Gordon A. Madsen
Gordon Axel Madsen (1929- ) is a former state legislator and assistant attorney general in Utah. He is currently working as a co-editor of the business and legal papers in the Joseph Smith Papers Project. Madsen is married to Carol Cornwall Madsen.[1]
Madsen was born to Axel A. Madsen and his wife the former Emily Wells Grant in Salt Lake City. His mother died about two weeks after his birth. He was raised by his father, his grandparents Heber J. Grant and wife Augusta Winters (his mother's step-mother) and various six sisters of his mother and their families, all living within just a few houses of each other in the Avenues section of Salt Lake City. Madsen is the younger brother of noted Latter-day Saint scholar and philosopher Truman G. Madsen.[2][3]
Madsen has B.S. and J.D. degrees from the University of Utah. Early in his career, he served as a district attorney and then assistant attorney general in Utah. He served in the latter position from 1959 to 1964.[4] Since 1964, he has been a lawyer in private practice.

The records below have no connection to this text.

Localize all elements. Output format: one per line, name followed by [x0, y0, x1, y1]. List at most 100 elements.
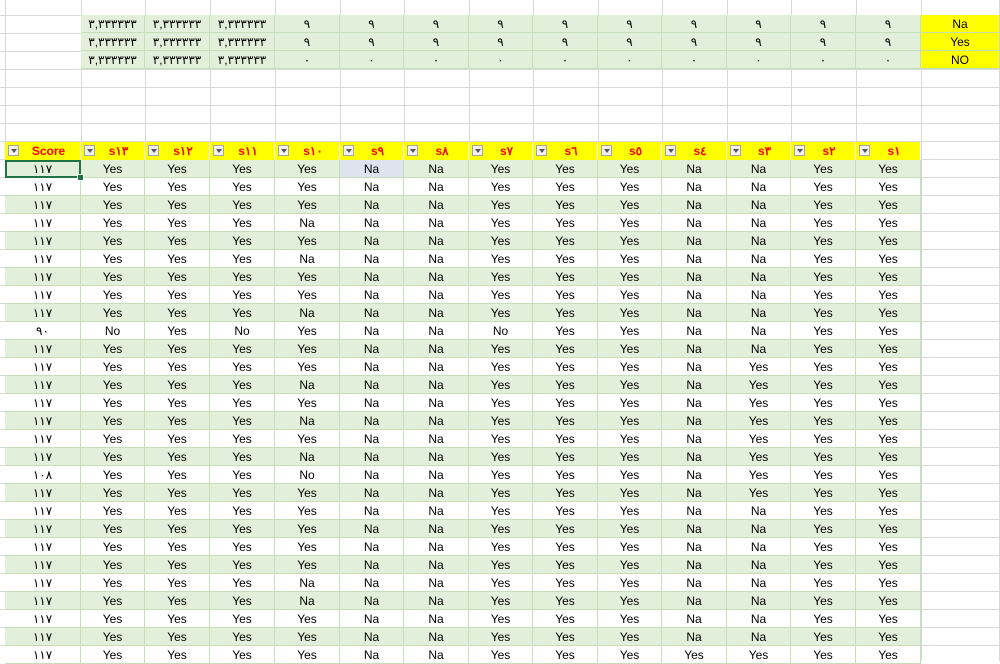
table-cell[interactable]: Yes: [533, 160, 598, 178]
table-cell[interactable]: Yes: [856, 286, 921, 304]
summary-cell[interactable]: ٣,٣٣٣٣٣٣: [81, 33, 145, 51]
table-cell[interactable]: Yes: [533, 376, 598, 394]
table-cell[interactable]: Yes: [210, 484, 275, 502]
column-header[interactable]: s١٢: [145, 142, 210, 160]
table-cell[interactable]: Yes: [469, 394, 533, 412]
table-cell[interactable]: Na: [404, 502, 469, 520]
table-cell[interactable]: Na: [340, 466, 404, 484]
table-cell[interactable]: Yes: [856, 232, 921, 250]
table-cell[interactable]: Yes: [210, 430, 275, 448]
table-cell[interactable]: Na: [340, 646, 404, 664]
table-cell[interactable]: Yes: [469, 358, 533, 376]
table-cell[interactable]: Yes: [856, 646, 921, 664]
table-cell[interactable]: Yes: [81, 610, 145, 628]
table-cell[interactable]: Yes: [145, 592, 210, 610]
table-cell[interactable]: Yes: [856, 358, 921, 376]
table-cell[interactable]: Na: [662, 448, 727, 466]
table-cell[interactable]: Yes: [210, 268, 275, 286]
table-cell[interactable]: Yes: [533, 484, 598, 502]
table-cell[interactable]: Yes: [145, 160, 210, 178]
table-cell[interactable]: Yes: [275, 268, 340, 286]
table-cell[interactable]: Na: [662, 214, 727, 232]
table-cell[interactable]: Na: [404, 286, 469, 304]
table-cell[interactable]: Na: [404, 556, 469, 574]
table-cell[interactable]: Na: [275, 250, 340, 268]
table-cell[interactable]: Yes: [598, 322, 662, 340]
table-cell[interactable]: Yes: [598, 574, 662, 592]
table-cell[interactable]: Na: [727, 214, 791, 232]
table-cell[interactable]: Yes: [210, 394, 275, 412]
filter-dropdown-icon[interactable]: [84, 145, 95, 156]
filter-dropdown-icon[interactable]: [343, 145, 354, 156]
table-cell[interactable]: Na: [404, 178, 469, 196]
table-cell[interactable]: Yes: [81, 196, 145, 214]
score-cell[interactable]: ١١٧: [5, 628, 81, 646]
summary-cell[interactable]: ٠: [404, 51, 469, 69]
table-cell[interactable]: Yes: [598, 628, 662, 646]
table-cell[interactable]: Na: [404, 160, 469, 178]
table-cell[interactable]: Yes: [469, 448, 533, 466]
table-cell[interactable]: Yes: [81, 646, 145, 664]
table-cell[interactable]: Yes: [145, 268, 210, 286]
table-cell[interactable]: Yes: [791, 160, 856, 178]
table-cell[interactable]: Yes: [791, 430, 856, 448]
table-cell[interactable]: Yes: [210, 214, 275, 232]
score-cell[interactable]: ١١٧: [5, 358, 81, 376]
table-cell[interactable]: Na: [662, 268, 727, 286]
score-cell[interactable]: ١١٧: [5, 340, 81, 358]
summary-cell[interactable]: ٠: [791, 51, 856, 69]
table-cell[interactable]: Yes: [791, 448, 856, 466]
table-cell[interactable]: Yes: [81, 448, 145, 466]
table-cell[interactable]: Na: [727, 592, 791, 610]
table-cell[interactable]: Na: [275, 304, 340, 322]
table-cell[interactable]: Yes: [210, 466, 275, 484]
table-cell[interactable]: Na: [662, 502, 727, 520]
table-cell[interactable]: Yes: [791, 538, 856, 556]
summary-cell[interactable]: ٠: [340, 51, 404, 69]
table-cell[interactable]: Yes: [791, 412, 856, 430]
score-cell[interactable]: ١١٧: [5, 412, 81, 430]
table-cell[interactable]: Yes: [598, 358, 662, 376]
table-cell[interactable]: Yes: [598, 412, 662, 430]
table-cell[interactable]: Yes: [469, 286, 533, 304]
table-cell[interactable]: Yes: [791, 304, 856, 322]
filter-dropdown-icon[interactable]: [601, 145, 612, 156]
table-cell[interactable]: Yes: [469, 592, 533, 610]
table-cell[interactable]: Yes: [598, 232, 662, 250]
summary-cell[interactable]: ٣,٣٣٣٣٣٣: [145, 51, 210, 69]
score-cell[interactable]: ١١٧: [5, 520, 81, 538]
column-header[interactable]: s٧: [469, 142, 533, 160]
filter-dropdown-icon[interactable]: [8, 145, 19, 156]
score-cell[interactable]: ١١٧: [5, 592, 81, 610]
table-cell[interactable]: Yes: [275, 340, 340, 358]
score-cell[interactable]: ١١٧: [5, 178, 81, 196]
table-cell[interactable]: Yes: [81, 556, 145, 574]
table-cell[interactable]: Yes: [145, 628, 210, 646]
table-cell[interactable]: Yes: [533, 178, 598, 196]
score-cell[interactable]: ١١٧: [5, 574, 81, 592]
table-cell[interactable]: Yes: [533, 574, 598, 592]
table-cell[interactable]: Na: [340, 394, 404, 412]
table-cell[interactable]: Na: [727, 520, 791, 538]
table-cell[interactable]: Na: [662, 466, 727, 484]
table-cell[interactable]: Yes: [856, 484, 921, 502]
table-cell[interactable]: Yes: [533, 610, 598, 628]
table-cell[interactable]: Na: [662, 160, 727, 178]
score-cell[interactable]: ١٠٨: [5, 466, 81, 484]
summary-label[interactable]: NO: [921, 51, 1000, 69]
table-cell[interactable]: Yes: [145, 232, 210, 250]
table-cell[interactable]: Na: [340, 556, 404, 574]
table-cell[interactable]: Yes: [533, 340, 598, 358]
table-cell[interactable]: Na: [404, 484, 469, 502]
table-cell[interactable]: Na: [727, 268, 791, 286]
table-cell[interactable]: Yes: [210, 448, 275, 466]
table-cell[interactable]: Yes: [275, 628, 340, 646]
table-cell[interactable]: Yes: [210, 556, 275, 574]
table-cell[interactable]: Yes: [469, 628, 533, 646]
table-cell[interactable]: Yes: [145, 286, 210, 304]
table-cell[interactable]: Yes: [81, 628, 145, 646]
table-cell[interactable]: Na: [340, 250, 404, 268]
table-cell[interactable]: Yes: [81, 574, 145, 592]
table-cell[interactable]: Yes: [727, 484, 791, 502]
table-cell[interactable]: Yes: [145, 466, 210, 484]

From 1969 to 1971, Madsen served as a member of the Utah House of Representatives.
Madsen in 1990 and 2004, published articles in BYU Studies about trials involving Joseph Smith. Madsen has also worked as an adjunct faculty member at Brigham Young University's J. Reuben Clark Law School.[5]
Madsen is a Latter-day Saint. In a 1996 presentation to the Mormon History Association, he presented evidence that he said demonstrated that William Law's accusations of fraud against Joseph Smith, Jr. were false.
Gordon and Carol Madsen are the parents of six children.
Sources
- Donald Q. Cannon and David J. Whittaker, ed., Supporting Saints, p. 305
- Bernard N. Madsen. The Truman G. Madsen Story. Salt Lake City: Deseret Book, 2016.